Background: Durvalumab may improve survival in patients with advanced non-small cell lung cancer (NSCLC) when given as maintenance therapy; nevertheless, further research is required. Durvalumab and other drugs have enhanced survival rates in advanced NSCLC. The optimal therapy combination is uncertain. This trial will evaluate the effectiveness and tolerability of Durvalumab-based combination therapy for advanced NSCLC.

Methods: We searched PubMed, Embase, the Cochrane Library, and Web of Science for relevant papers, obtaining information on overall response rate (ORR), median progression-free survival (mPFS), median overall survival (mOS), and adverse events (AEs).

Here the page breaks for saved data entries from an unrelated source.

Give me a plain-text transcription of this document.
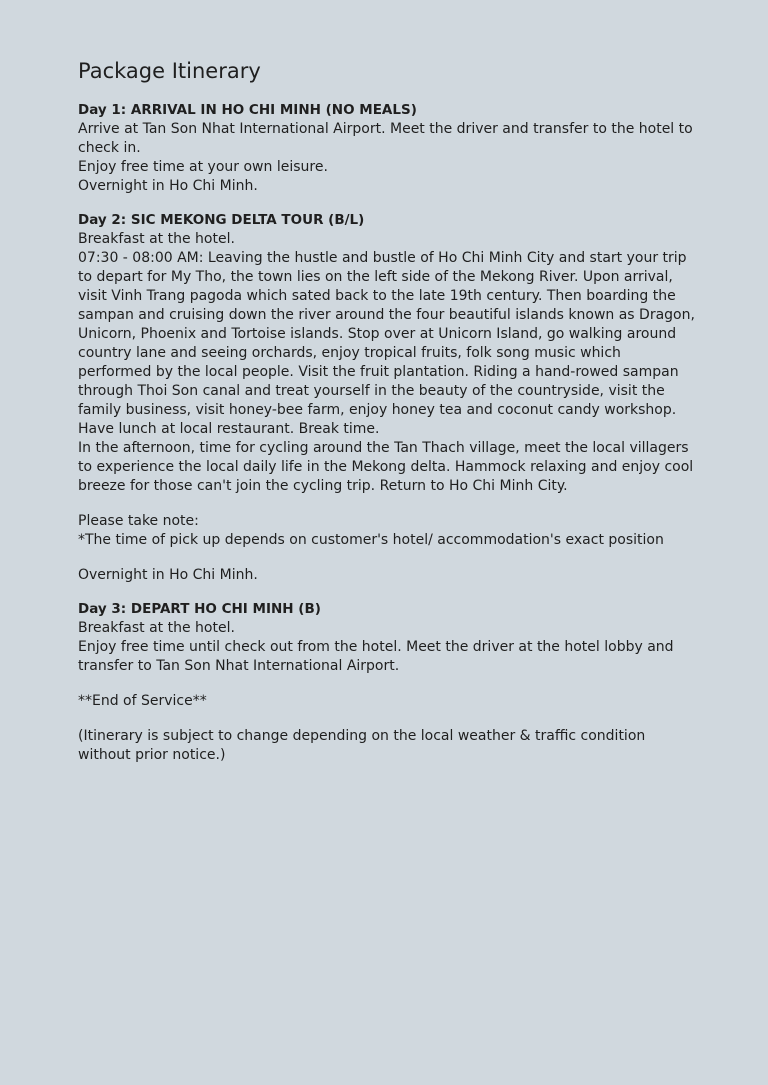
Package Itinerary
Day 1: ARRIVAL IN HO CHI MINH (NO MEALS)

Arrive at Tan Son Nhat International Airport. Meet the driver and transfer to the hotel to check in.

Enjoy free time at your own leisure.

Overnight in Ho Chi Minh.

Day 2: SIC MEKONG DELTA TOUR (B/L)

Breakfast at the hotel.

07:30 - 08:00 AM: Leaving the hustle and bustle of Ho Chi Minh City and start your trip to depart for My Tho, the town lies on the left side of the Mekong River. Upon arrival, visit Vinh Trang pagoda which sated back to the late 19th century. Then boarding the sampan and cruising down the river around the four beautiful islands known as Dragon, Unicorn, Phoenix and Tortoise islands. Stop over at Unicorn Island, go walking around country lane and seeing orchards, enjoy tropical fruits, folk song music which performed by the local people. Visit the fruit plantation. Riding a hand-rowed sampan through Thoi Son canal and treat yourself in the beauty of the countryside, visit the family business, visit honey-bee farm, enjoy honey tea and coconut candy workshop. Have lunch at local restaurant. Break time.

In the afternoon, time for cycling around the Tan Thach village, meet the local villagers to experience the local daily life in the Mekong delta. Hammock relaxing and enjoy cool breeze for those can't join the cycling trip. Return to Ho Chi Minh City.

Please take note:

*The time of pick up depends on customer's hotel/ accommodation's exact position

Overnight in Ho Chi Minh.

Day 3: DEPART HO CHI MINH (B)

Breakfast at the hotel.

Enjoy free time until check out from the hotel. Meet the driver at the hotel lobby and transfer to Tan Son Nhat International Airport.

**End of Service**

(Itinerary is subject to change depending on the local weather & traffic condition without prior notice.)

Results: 13 studies were included that involved a total of 2,277 participants. The ORR of Durvalumab combination therapy in NSCLC was 41.6%, rising to 47.1% within the radiation or chemotherapy cohort. The mPFS was 5.1 months, while the mOS was 13.5 months. The 1-year progression-free survival (PFS) rate was 49.0%, while the 2-year overall survival (OS) rate was 42.9%. In the radiation and chemotherapy subgroups, these rates rose to 53.4% and 61.1%, respectively. The prevalent adverse responses were anemia (31.3%), nausea (18.9%), and fatigue (18.6%).

Conclusions: Our meta-analysis demonstrated that Durvalumab combination treatment is both effective and safe for advanced NSCLC, particularly in patients undergoing combined chemoradiotherapy. These results encourage more Phase III studies. The review agreement is recorded on PROSPERO (CRD42024622471) and is on the NIHR HTA program website.